Sondaggi, presunti nuovi candidati sindaci del Pd alle amministrative e smentite accendono il dibattito politico in vista delle elezioni amministrative del 2027, insieme alle politiche.
Elisa Di Padova, vicesindaca della giunta Russo e capo delegazione Pd in giunta, interviene con una riflessione politica sul prossimo appuntamento elettorale, sulle sfide e progettualità dell’amministrazione e il ruolo del Partito Democrtico.
"Non risultano esserci dubbi nel partito sul fatto che Marco Russo sia il candidato sindaco, che peraltro ha già ricevuto l'appoggio di tutta la coalizione – dichiara Di Padova –. Siamo uniti e non ci sono frizioni, anche il nostro partito regionale ha dichiarato, come è giusto, appoggio e sinergia con le scelte del territorio".
Il progetto politico dell’amministrazione Russo, quindi, deve proseguire per poter essere portato a termine.

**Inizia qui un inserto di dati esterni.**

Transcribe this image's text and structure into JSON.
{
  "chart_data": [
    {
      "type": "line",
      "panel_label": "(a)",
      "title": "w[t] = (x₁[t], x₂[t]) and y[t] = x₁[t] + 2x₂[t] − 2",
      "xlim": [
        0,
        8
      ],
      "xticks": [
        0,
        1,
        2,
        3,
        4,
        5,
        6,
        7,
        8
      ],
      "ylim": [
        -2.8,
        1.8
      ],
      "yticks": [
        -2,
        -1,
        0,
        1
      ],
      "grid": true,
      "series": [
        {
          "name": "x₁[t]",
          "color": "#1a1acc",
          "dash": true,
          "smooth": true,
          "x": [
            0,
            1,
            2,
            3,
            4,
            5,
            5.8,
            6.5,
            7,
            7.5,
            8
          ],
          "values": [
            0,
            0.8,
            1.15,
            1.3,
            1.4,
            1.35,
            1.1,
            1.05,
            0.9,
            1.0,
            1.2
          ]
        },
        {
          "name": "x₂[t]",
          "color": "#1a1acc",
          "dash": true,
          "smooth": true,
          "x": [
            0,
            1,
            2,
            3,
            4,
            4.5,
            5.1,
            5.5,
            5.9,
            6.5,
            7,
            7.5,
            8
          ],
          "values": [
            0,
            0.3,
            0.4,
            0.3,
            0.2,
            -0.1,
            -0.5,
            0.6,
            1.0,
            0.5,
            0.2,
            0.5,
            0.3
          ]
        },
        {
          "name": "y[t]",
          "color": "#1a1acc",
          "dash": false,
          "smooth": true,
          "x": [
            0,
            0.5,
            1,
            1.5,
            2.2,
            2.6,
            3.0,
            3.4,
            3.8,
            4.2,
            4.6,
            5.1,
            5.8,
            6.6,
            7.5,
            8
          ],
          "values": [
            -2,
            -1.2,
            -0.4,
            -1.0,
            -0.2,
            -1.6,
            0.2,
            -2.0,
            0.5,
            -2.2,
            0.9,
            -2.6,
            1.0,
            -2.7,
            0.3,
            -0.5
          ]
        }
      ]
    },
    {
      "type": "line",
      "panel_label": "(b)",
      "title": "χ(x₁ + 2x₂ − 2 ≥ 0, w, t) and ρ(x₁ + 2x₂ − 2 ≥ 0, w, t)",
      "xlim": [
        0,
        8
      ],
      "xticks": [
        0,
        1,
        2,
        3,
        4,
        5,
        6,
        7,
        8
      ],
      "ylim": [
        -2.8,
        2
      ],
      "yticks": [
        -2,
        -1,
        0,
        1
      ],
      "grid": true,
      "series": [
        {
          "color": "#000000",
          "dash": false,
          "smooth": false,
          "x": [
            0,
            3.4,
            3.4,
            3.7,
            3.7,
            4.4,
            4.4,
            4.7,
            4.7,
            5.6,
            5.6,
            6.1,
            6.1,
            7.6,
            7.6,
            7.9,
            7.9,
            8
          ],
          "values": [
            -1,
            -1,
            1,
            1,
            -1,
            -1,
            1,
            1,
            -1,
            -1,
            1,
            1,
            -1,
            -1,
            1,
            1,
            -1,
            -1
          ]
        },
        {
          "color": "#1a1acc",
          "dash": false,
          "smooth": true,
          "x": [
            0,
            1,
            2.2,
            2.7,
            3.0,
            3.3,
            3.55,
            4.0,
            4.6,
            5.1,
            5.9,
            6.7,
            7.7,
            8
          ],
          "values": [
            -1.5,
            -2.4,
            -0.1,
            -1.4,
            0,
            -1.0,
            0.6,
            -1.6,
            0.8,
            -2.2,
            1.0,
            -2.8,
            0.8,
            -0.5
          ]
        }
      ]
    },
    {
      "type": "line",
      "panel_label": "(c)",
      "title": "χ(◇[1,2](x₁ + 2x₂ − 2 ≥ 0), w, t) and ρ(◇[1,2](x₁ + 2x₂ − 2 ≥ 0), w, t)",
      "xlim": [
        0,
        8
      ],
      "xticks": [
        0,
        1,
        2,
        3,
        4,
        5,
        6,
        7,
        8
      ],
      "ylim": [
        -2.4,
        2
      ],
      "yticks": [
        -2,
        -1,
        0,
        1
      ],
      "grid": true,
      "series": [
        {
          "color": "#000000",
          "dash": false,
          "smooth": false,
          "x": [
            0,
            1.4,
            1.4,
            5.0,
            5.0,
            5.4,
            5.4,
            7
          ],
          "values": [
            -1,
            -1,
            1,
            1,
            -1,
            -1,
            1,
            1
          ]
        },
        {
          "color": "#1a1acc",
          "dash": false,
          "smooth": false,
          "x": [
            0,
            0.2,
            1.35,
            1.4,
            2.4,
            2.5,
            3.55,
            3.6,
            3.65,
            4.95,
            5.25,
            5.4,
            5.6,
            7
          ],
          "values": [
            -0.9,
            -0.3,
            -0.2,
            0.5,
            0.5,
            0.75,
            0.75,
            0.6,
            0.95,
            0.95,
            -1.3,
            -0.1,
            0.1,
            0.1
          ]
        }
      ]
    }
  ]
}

"Crediamo in un progetto politico che deve andare avanti – aggiunge Di Padova – il primo, ricordo, che in Liguria ha riportato la vittoria del centrosinistra. Un progetto in cui il Partito Democratico è stato ed è protagonista. E si tratta anche di credere in un progetto amministrativo. Quando si fa campagna elettorale è facile sentirsi promettere il “cambiamento”. Poi, quando si governa, non sono tanti quelli che trasformano il sostantivo in verbo".
"Perché per cambiare – aggiunge Di Padova – ci vuole coraggio e assumersi la responsabilità delle scelte. Questa, insieme alla coerenza, è una cosa che i cittadini capiscono e, anche se alcune cose possono non vedersi subito, anche se si devono affrontare alcuni disagi, è qualcosa che le persone apprezzano".
Poi le progettualità e le sfide per l’amministrazione: "Abbiamo affrontato e stiamo affrontando sfide complesse senza sottrarci – sostiene –. I processi avviati, le risorse che siamo stati in grado di intercettare sono eccezionali e sono frutto di un’idea di città chiara. È inevitabile incontrare anche qualche difficoltà quando si riattivano in poco tempo parti di città e progettualità così importanti e diverse, ma in questo momento storico e per le condizioni in cui era la città (divisa, disillusa, senza un obiettivo) stare fermi o basarsi sull’esclusiva ricerca del consenso sarebbe stato un grave e imperdonabile errore".
Come delegata del Partito Democratico, affronta poi il tema delle elezioni politiche, con l’auspicio di avere un rappresentante savonese in Parlamento e una coalizione “larga”.
"Il nostro territorio è compatto, il Partito Democratico lo è – conclude – lavora sodo e guarda avanti con i circoli e tutti i suoi iscritti sui tanti temi nei tavoli aperti nei mesi scorsi per il programma elettorale. Lo stiamo facendo con gli iscritti e con i dirigenti politici, naturalmente anche con Roberto Arboscello, il cui ruolo è per noi fondamentale con la sua preziosa e proficua attività in Regione. Ed è bene che ci diciamo che la nostra provincia debba pretendere finalmente una rappresentanza a Roma, che manca da tempo. Sarebbe un'altra vittoria per tutti: una provincia forte, con un capoluogo forte, sostenuto da una larga coalizione che così potrà essere rappresentata nelle tante sfide del nostro comprensorio per un rilancio vero e a tutti i livelli".